This experiment describes the process of lectin affinity chromatography on solubilized receptors. This experiment was derived from Protein Purification and Identification Laboratory Guide by Houzhu Zhu.
Operation method
Lectin affinity chromatography experiments on solubilized receptors
Materials and Instruments
Wheat Germ Agglutinin (WGA)-Agarose Dissolved Insulin Receptor Bovine Serum Albumin [125I] Insulin (Receptor Grade) Porcine Insulin Bovine Gamma-Globulin Polyethylene Glycol 6000 Solution D Solution E Binding Buffer Move MATERIALS AND EQUIPMENT For more product details, please visit Aladdin Scientific website.
Disposable Small Plastic Columns
Wheat germ agglutinin (WGA)-agarose (~2.5 ml deposited microspheres) (Vector Laboratories, Inc. ALI023 or EY Laboratories, Inc. A2101)
Dissolved insulin receptor (obtained from Experiment 2)
Disposable miniplastic column (Bio-Rad Laboratories)
Bovine serum albumin (BSA, 1%)
[125I] Insulin (receptor grade) (DuPont NEN NEX 196)
Porcine insulin [17.5 umol/L (0.1 mg/ml) in 0.001mol/L HCl] (Sigma Chemical Co. I3505)
Bovine gamma-globulin ( 0.4%, in Alcoholic Solution B) (Miles Laboratories, Inc., 82-041-2)
Polyethylene Glycol 6000 (20% aqueous solution)
Reagents
Solution D
Solution E
Binding Buffer (for receptor solubilization)
(for recipe, see “Preparation of Reagents”, PP.234?240)
Operating Procedures
LectinAffinity Chromatography
1) Wash 2.5 ml of WGA-agarose with 25 ml of Solution D to remove uncoupled WGA.
2) Mix 10~15 mg of dissolved insulin receptor (~5 ml) with 2.5 ml of washed WGA-agarose and the mixture is gently shaken at 4°C for 16 h or at room temperature for 1 h.
3) Pour the agarose into a disposable mini-plastic column and rinse with 15 ml of solution D.
4) Elute insulin receptor with 15 ml of solution E. Collect 0.5-ml of solution E in portions. Collect the 0.5-ml fractions in sections and determine the protein concentration of each fraction by microprotdnassay. Combine the fractions containing the protein concentration peak; this typically yields approximately 3 ml of 0.3 mg/ml protein.
Note: The main protein peak is usually found in tubes 3-6, i.e., about 1/2 column volume, and is quite sharp. The reagent buffer and agarose for the sceptic column should be kept at the same temperature. Using reagents at different temperatures can create bubbles and cause inhomogeneity within the column, resulting in a loss of resolution of the eluted proteins.
Determination of insulin binding to partially purified receptors
1) Set up the following reaction system in microcentrifuge tubes: 
The results from tube A give the total binding amount and the results from tube B give the non-specific binding amount. Specific binding = cpm value of tube A - cpm value of tube B.
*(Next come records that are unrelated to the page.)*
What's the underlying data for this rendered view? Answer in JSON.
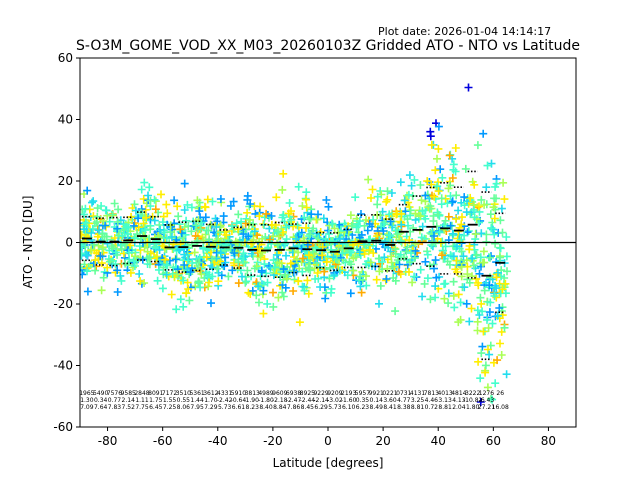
{
  "chart_data": {
    "type": "scatter",
    "title": "S-O3M_GOME_VOD_XX_M03_20260103Z Gridded ATO - NTO vs Latitude",
    "plot_date": "Plot date: 2026-01-04 14:14:17",
    "xlabel": "Latitude [degrees]",
    "ylabel": "ATO - NTO [DU]",
    "xlim": [
      -90,
      90
    ],
    "ylim": [
      -60,
      60
    ],
    "xticks": [
      -80,
      -60,
      -40,
      -20,
      0,
      20,
      40,
      60,
      80
    ],
    "yticks": [
      -60,
      -40,
      -20,
      0,
      20,
      40,
      60
    ],
    "zero_line": 0,
    "colors": {
      "blue": "#0000dd",
      "deep_sky": "#0099ff",
      "cyan": "#22ddee",
      "aqua": "#44ffcc",
      "mint": "#66ff99",
      "lime": "#aaff55",
      "yellow": "#ffee00",
      "orange": "#ffaa00"
    },
    "bin_lats": [
      -87.5,
      -82.5,
      -77.5,
      -72.5,
      -67.5,
      -62.5,
      -57.5,
      -52.5,
      -47.5,
      -42.5,
      -37.5,
      -32.5,
      -27.5,
      -22.5,
      -17.5,
      -12.5,
      -7.5,
      -2.5,
      2.5,
      7.5,
      12.5,
      17.5,
      22.5,
      27.5,
      32.5,
      37.5,
      42.5,
      47.5,
      52.5,
      57.5,
      62.5
    ],
    "mean_offset": [
      1.3,
      0.3,
      0.3,
      0.7,
      2.1,
      1.1,
      -1.6,
      -1.5,
      -1.1,
      -1.4,
      -1.6,
      -1.7,
      -2.4,
      -2.6,
      -2.4,
      -1.9,
      -2.2,
      -2.5,
      -3.0,
      -1.9,
      0.4,
      0.6,
      -0.8,
      3.5,
      4.1,
      5.1,
      4.6,
      3.9,
      5.8,
      -10.8,
      -6.6
    ],
    "std_dev": [
      7.1,
      7.6,
      7.8,
      7.5,
      7.8,
      7.3,
      7.3,
      8.1,
      8.0,
      7.3,
      5.7,
      6.6,
      8.2,
      8.4,
      8.9,
      7.9,
      8.5,
      5.7,
      6.1,
      6.2,
      8.5,
      8.4,
      8.4,
      8.8,
      11.0,
      12.8,
      14.8,
      14.1,
      17.3,
      27.2,
      16.1
    ],
    "stat_row1": [
      "1965",
      "5490",
      "7576",
      "9585",
      "2848",
      "8091",
      "7172",
      "3510",
      "5361",
      "3612",
      "4331",
      "5910",
      "3813",
      "4989",
      "9609",
      "6938",
      "8925",
      "9229",
      "9209",
      "2193",
      "5957",
      "9921",
      "0221",
      "0731",
      "4131",
      "7813",
      "4013",
      "4814",
      "3222",
      "1276",
      "26"
    ],
    "stat_row2": [
      "1.30",
      "0.34",
      "0.77",
      "2.14",
      "1.11",
      "1.75",
      "1.55",
      "0.55",
      "1.44",
      "1.70",
      "-2.42",
      "-0.64",
      "1.90",
      "-1.80",
      "-2.18",
      "-2.47",
      "-2.44",
      "-2.14",
      "-3.02",
      "-1.60",
      "0.35",
      "0.14",
      "3.60",
      "4.77",
      "3.25",
      "4.46",
      "3.13",
      "4.13",
      "-10.82",
      "-6.43",
      ""
    ],
    "stat_row3": [
      "7.09",
      "7.64",
      "7.83",
      "7.52",
      "7.75",
      "6.45",
      "7.25",
      "8.06",
      "7.95",
      "7.29",
      "5.73",
      "6.61",
      "8.23",
      "8.40",
      "8.84",
      "7.86",
      "8.45",
      "6.29",
      "5.73",
      "6.10",
      "6.23",
      "8.49",
      "8.41",
      "8.38",
      "8.81",
      "0.72",
      "8.81",
      "2.04",
      "1.80",
      "27.21",
      "16.08"
    ]
  }
}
Note: Receptor grade [125I ] insulin (NEX196) from DuPont NEN has a specific activity of 2200 uCi/nmoL. the insulin concentration is 35.5 nmol/L. For this assay, it is necessary to add [ 125I] to the [ 125I] insulin. 125 I] insulin reservoir solution with buffer (50 mmol/L HEPES, 0.1% Triton X-100, 0.1% BSA, pH 7.4) to 5 nmol/L. For partially purified receptors, the final concentration of [125I ] insulin required for the binding assay should be 500 ppmol/L, which is comparable to 30 ul of 5 nmol/L solution in a 300-ul reaction system. 5 nmol/L solution in a 300-ul reaction system.
2) Incubate the above reaction system at 4°C for 16 h or at room temperature for 2 h.
3) Separate the receptor-bound insulin from the free insulin by precipitation. Add 75ul of 0.4% bovine gamma-globulin and incubate for 5 min at 4°C. Add 375420% polyethylene glycol 6000 and incubate for 10 min at 4°C.
4) The mixture was centrifuged in a microcentrifuge for 10 min and the precipitate was collected.
5) After removing as much of the supernatant as possible from the tubes, the sediment was counted to determine the radioactivity intensity.
Results
Typical results of purification of solubilized insulin receptor by WGA-agarose affinity chromatography are shown in Figure 4-5 and Table 5.